I joined the team when they developed several concepts for a new boat, VSRII. I took part in the concept selection and then Aerotrope designed the new fuselage and wing. We also trialled an early model version (see WF in action). I also wrote a performance prediction programme that ensured we would avoid any stability problems (crashes and backflips of the first Sailrocket) while pushing for maximum speed. My calculations confirmed the team's suspicions that we should move the aerodynamic centre behind the centre of gravity, which was not the case in SR1. Now the point of becoming airborne is no longer a problem for the boat, since it retains stability about all axes. We have also designed a new base-ventilated hydrofoil which handles the surface-piercing conditions very stably at high speed with minimum drag.

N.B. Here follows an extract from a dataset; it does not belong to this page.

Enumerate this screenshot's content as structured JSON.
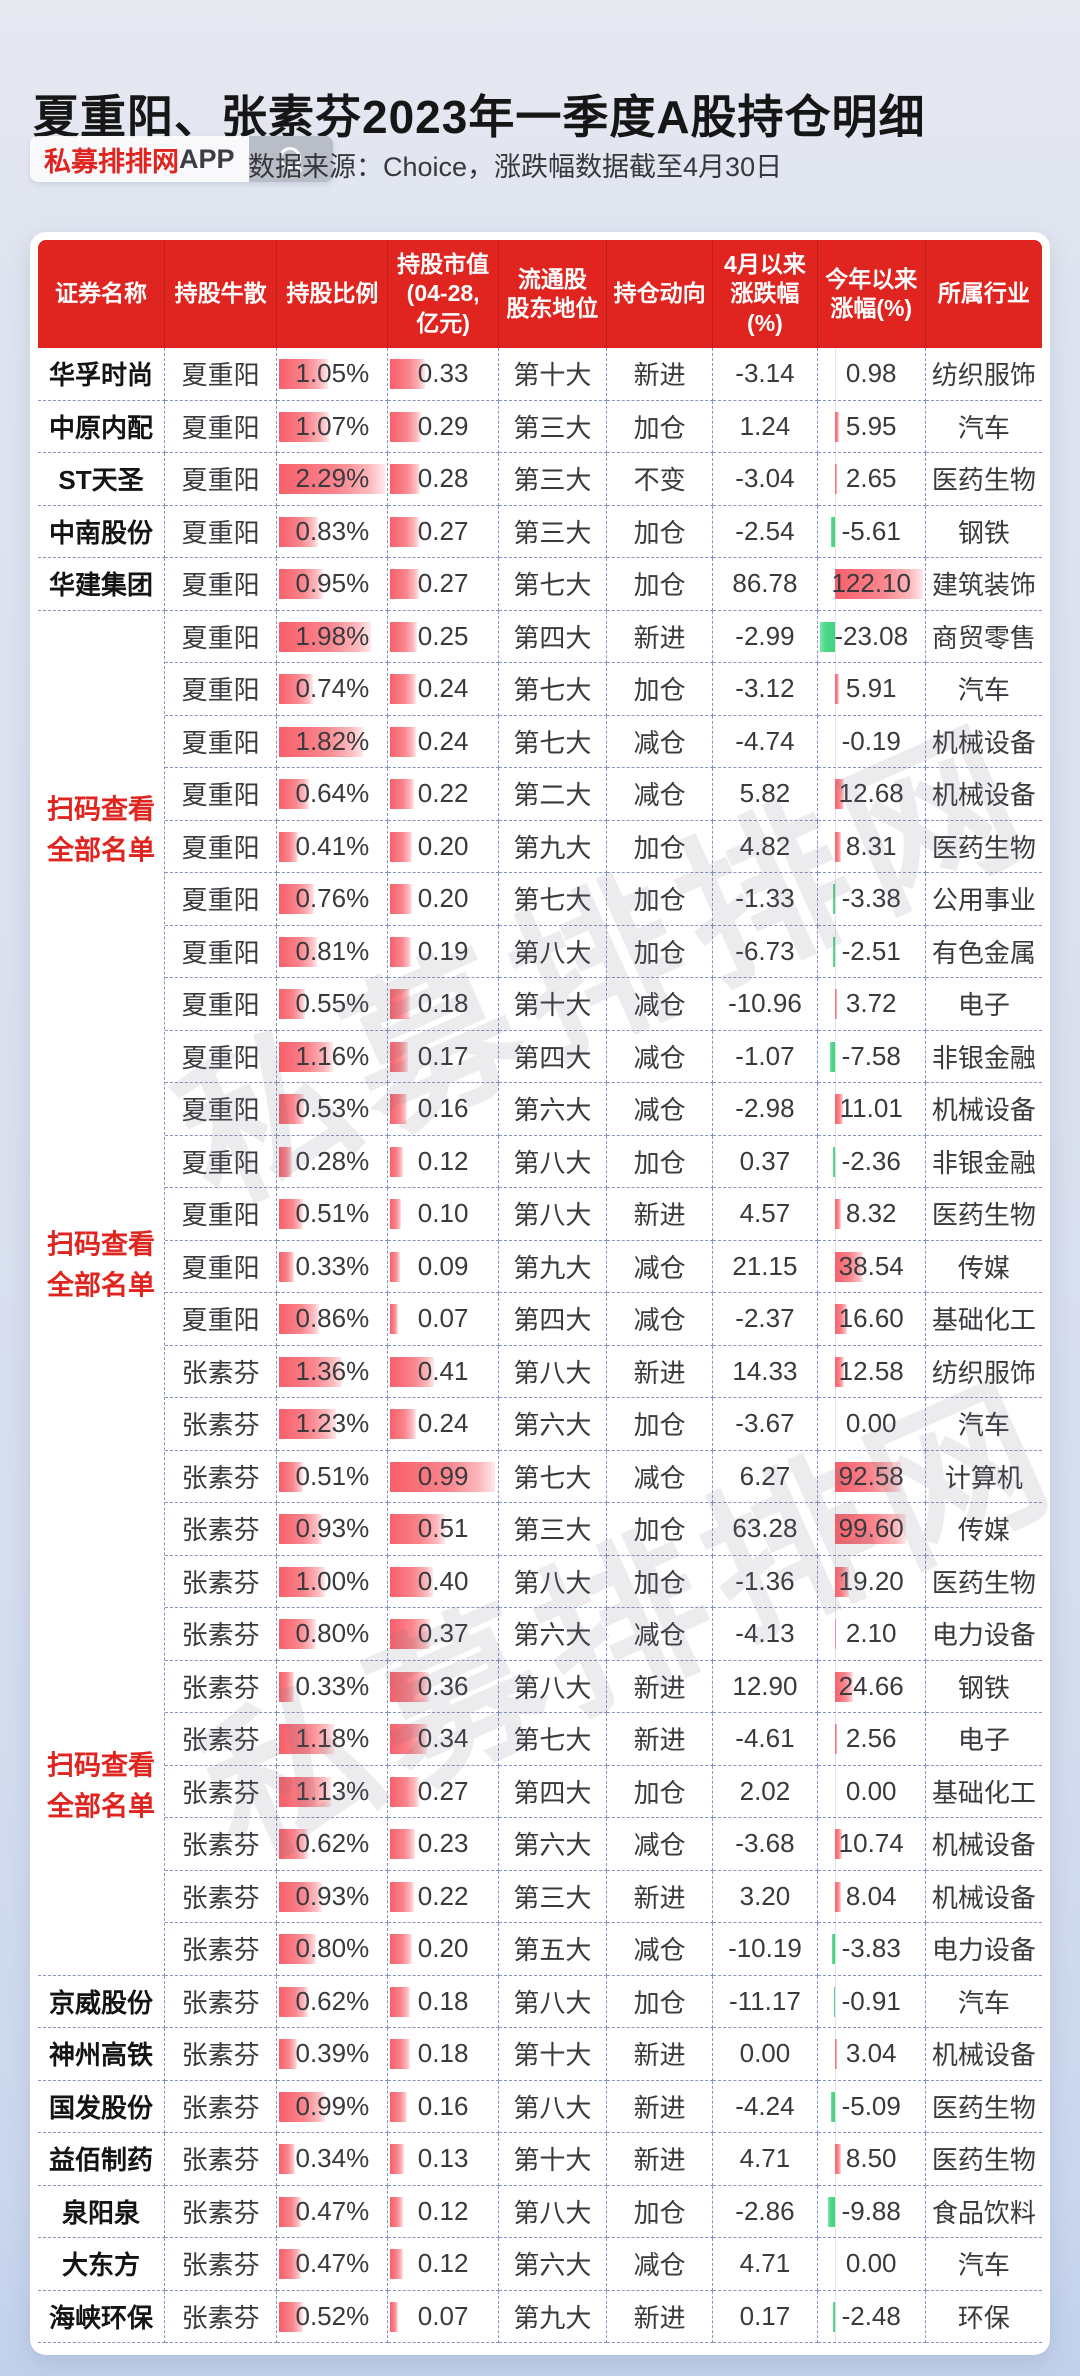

Q: Aerotrope designed the first wingsail, and now the new improved version for VSRII. Please explain the difference between the two.
The design changed from a conventional boat distribution to a canard distribution, which means we put the centre of gravity ahead of the aerodynamic centre. The wing: We changed from a "symmetric" wing planform to an asymmetric planform, which brings the centre of effort of the wing closer to sea level. This way we could afford a bigger wing while keeping the overall dimension of the boat down. Also, the wing is now freely feathering. Fuselage: We now call the hull a fuselage (as in aviation) since it completely lifts out of the water. The fuselage is pointing at the apparent wind direction, to reduce drag.
Q: Last question: Why did you want to work for Aerotrope?
My passion has always been aviation, but in this sense any object that moves through air in a controllable way interests me. Because Aerotrope is a small independent consultancy I knew that I would have the chance to take on a larger chunk of responsibility in a project, rather than designing a very small part for an enormous aerospace company. The blades on a wind turbine behave in a particular way due to the changing forces they are exposed to, so that is interesting to me. I also really enjoy the variety of projects we work with.